31 mars 2008
Heure d'été
Chère M.,
J’ai tardé à te répondre, tu ne m’en voudras pas j’espère, mais ces derniers jours ont été remplis jusqu’à ras bord d’occupations aussi diverses qu’urgentes. J’ai d’abord achevé, entre deux préparatifs pour le départ de B. et quelques piètres tentatives domestiques, le grand projet qui m’a tenue occupée toutes ces dernières semaines. Dieu merci, les vacances sont bel et bien là et même si nous les passerons à la maison, la perspective de ces quelques jours de respiration m’enchante.

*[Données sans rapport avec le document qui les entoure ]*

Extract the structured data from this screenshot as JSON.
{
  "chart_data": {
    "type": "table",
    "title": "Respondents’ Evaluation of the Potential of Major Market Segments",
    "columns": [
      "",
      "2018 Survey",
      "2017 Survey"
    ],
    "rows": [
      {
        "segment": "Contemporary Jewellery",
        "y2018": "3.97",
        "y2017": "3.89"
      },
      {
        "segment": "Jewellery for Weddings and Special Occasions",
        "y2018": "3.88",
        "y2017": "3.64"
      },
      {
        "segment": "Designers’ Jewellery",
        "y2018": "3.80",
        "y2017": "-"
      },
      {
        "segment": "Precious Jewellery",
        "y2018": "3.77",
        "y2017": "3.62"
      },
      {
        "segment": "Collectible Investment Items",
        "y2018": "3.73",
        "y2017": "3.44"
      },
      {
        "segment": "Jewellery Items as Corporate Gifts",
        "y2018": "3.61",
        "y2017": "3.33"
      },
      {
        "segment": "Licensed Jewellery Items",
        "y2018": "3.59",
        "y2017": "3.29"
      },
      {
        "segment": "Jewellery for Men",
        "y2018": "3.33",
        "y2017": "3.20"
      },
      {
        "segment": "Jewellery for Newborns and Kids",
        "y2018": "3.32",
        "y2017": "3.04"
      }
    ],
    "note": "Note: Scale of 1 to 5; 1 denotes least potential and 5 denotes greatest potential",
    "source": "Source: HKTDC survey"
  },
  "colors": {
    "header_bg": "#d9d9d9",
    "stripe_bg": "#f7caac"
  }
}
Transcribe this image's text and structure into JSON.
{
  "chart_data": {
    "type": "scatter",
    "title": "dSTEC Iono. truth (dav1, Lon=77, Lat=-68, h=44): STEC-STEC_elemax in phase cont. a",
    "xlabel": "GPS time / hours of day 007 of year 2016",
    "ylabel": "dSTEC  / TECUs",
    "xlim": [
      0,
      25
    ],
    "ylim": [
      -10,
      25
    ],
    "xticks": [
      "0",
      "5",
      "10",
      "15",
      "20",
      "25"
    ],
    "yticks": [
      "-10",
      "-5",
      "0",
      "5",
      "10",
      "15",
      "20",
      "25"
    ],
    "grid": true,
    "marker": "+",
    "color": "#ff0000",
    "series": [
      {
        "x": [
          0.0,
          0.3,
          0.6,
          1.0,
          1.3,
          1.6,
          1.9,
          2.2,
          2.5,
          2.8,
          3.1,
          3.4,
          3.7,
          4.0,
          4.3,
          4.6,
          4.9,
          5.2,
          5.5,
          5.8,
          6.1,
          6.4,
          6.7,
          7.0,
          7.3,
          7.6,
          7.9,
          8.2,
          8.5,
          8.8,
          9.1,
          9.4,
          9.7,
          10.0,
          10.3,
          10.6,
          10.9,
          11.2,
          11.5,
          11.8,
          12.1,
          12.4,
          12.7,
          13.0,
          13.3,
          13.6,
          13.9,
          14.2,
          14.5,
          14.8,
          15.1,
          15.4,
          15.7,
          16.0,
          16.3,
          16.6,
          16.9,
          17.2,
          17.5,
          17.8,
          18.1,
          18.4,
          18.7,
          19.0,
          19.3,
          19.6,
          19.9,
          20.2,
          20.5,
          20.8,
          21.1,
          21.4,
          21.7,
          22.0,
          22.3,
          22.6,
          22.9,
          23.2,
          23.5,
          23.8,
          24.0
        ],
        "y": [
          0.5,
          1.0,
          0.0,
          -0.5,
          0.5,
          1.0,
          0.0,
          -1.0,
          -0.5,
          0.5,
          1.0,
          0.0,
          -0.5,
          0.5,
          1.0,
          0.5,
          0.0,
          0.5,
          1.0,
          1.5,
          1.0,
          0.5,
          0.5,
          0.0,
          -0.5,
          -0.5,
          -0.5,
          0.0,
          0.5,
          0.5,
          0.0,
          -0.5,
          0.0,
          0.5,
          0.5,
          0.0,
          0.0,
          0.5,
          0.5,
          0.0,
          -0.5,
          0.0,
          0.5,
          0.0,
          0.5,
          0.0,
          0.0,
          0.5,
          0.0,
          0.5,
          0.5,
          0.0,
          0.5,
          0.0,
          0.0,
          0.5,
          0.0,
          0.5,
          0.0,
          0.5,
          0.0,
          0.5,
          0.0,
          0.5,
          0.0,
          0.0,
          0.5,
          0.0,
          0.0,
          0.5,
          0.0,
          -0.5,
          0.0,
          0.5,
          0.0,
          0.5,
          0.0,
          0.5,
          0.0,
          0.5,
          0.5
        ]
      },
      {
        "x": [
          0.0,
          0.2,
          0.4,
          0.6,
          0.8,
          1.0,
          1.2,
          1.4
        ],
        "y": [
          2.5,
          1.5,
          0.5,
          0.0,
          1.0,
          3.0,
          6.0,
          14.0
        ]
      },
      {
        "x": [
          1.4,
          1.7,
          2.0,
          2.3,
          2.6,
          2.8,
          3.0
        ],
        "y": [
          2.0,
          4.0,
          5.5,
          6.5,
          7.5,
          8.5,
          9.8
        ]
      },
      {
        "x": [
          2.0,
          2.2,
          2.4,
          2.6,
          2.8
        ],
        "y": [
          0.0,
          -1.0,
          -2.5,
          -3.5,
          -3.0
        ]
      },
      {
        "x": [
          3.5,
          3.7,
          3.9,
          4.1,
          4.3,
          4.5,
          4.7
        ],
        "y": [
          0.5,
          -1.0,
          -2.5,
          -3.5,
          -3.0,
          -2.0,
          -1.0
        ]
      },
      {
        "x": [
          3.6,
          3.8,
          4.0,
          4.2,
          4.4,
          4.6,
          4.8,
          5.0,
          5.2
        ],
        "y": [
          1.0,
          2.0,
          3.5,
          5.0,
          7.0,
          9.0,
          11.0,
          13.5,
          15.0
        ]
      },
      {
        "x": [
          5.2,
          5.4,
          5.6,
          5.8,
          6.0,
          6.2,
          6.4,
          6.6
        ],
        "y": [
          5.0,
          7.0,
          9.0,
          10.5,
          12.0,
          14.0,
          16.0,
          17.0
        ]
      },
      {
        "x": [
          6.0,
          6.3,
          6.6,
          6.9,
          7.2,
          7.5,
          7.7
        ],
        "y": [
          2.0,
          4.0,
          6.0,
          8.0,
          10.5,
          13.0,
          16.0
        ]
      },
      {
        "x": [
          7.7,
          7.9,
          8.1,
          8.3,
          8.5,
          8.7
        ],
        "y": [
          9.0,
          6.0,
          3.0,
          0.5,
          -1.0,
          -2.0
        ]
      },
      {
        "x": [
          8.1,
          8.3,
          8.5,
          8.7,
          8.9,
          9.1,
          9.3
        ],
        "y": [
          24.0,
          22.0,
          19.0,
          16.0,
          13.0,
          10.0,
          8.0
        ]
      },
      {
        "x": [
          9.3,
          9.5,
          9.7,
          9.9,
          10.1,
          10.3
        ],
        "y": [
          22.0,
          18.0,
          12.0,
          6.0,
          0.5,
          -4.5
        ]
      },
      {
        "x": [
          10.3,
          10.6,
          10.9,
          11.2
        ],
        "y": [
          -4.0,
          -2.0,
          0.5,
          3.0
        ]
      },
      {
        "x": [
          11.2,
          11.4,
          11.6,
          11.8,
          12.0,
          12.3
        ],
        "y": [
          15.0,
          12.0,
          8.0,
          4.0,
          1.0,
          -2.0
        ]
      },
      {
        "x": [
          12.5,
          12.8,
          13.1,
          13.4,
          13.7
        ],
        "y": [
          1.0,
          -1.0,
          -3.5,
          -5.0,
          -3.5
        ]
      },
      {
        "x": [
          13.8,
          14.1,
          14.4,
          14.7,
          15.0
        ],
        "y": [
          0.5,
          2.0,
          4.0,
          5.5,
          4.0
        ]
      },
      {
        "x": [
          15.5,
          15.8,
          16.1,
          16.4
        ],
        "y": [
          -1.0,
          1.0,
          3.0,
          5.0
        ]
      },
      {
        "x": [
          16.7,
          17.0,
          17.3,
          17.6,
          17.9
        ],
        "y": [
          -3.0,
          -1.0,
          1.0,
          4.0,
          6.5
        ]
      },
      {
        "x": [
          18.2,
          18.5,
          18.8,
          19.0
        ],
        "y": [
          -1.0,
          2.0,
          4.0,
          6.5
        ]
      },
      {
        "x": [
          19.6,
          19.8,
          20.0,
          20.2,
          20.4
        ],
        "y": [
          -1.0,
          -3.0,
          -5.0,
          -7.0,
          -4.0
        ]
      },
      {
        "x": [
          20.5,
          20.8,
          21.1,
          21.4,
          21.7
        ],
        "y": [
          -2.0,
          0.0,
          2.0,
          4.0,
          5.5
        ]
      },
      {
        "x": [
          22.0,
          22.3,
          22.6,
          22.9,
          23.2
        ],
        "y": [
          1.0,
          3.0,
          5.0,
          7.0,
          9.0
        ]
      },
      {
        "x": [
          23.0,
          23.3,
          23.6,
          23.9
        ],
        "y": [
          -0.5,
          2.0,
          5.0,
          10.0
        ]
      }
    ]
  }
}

Je suis en effet bien résolue à reproduire la petite bulle de grâce que nous avons connue à Noël et je m’efforce avec la plus grande application de profiter de chaque instant, quelque triviale soit son « affectation » ! Enfin, soyons honnêtes, en trois journées de liberté, je n’ai guère fait de corvées… Quelques courses fort plaisantes samedi avec J-F et L., un retour au son des préludes de Chopin au milieu de champs qui sortaient doucement du sommeil de l’hiver et déroulaient une terre grasse sous un ciel exceptionnellement bleu et un cours de danse dont je suis rentrée fourbue mais la tête et les jambes pleines de pas de bourrée, de jetés et d’arabesques. Puis un dîner tardif en amoureux et une bonne nuit de sommeil, doublement écourtée cependant par les appels de L. que les frayeurs du mois dernier continuent de faire trembler et cette heure prestement escamotée au creux de la nuit. Comme toujours, nous allons passer quelques jours à nous demander si telle pendule est déjà à l’heure d’été, s’il n’est pas temps d’aller chercher L. à l’école et voguer, un peu perplexes, entre autant d’affirmations muettes et contradictoires du temps qui passe que la maison compte d’instruments pour en mesurer l’écoulement. Lorsque la fantaisie me prend de réfléchir à cette distorsion que nous avons institutionnalisée, je me perds avec délices dans les plus folles conjectures. Où donc disparaissent-elles, toutes ces heures que l’on n'a pas vécues ? Quelle chute étrange, tomber ainsi d’une heure à l’autre sans avoir vécu chacune des soixante minutes qui les séparent d'ordinaire… Par quel tour de passe-passe s’en vont-elles, ces poignées de secondes, baguenauder pendant six mois jusqu’aux derniers jours d’octobre où elles seront sommées de rentrer dans le rang, de s’y faire une place à contresens des aiguilles et d’attendre sagement un autre retour du printemps ? Voilà du temps délicieusement perdu à échafauder des hypothèses plus farfelues les unes que les autres, et je ne vois guère que la grande question de l’infinitude de l’univers pour m’offrir pareille séance de réflexion futile !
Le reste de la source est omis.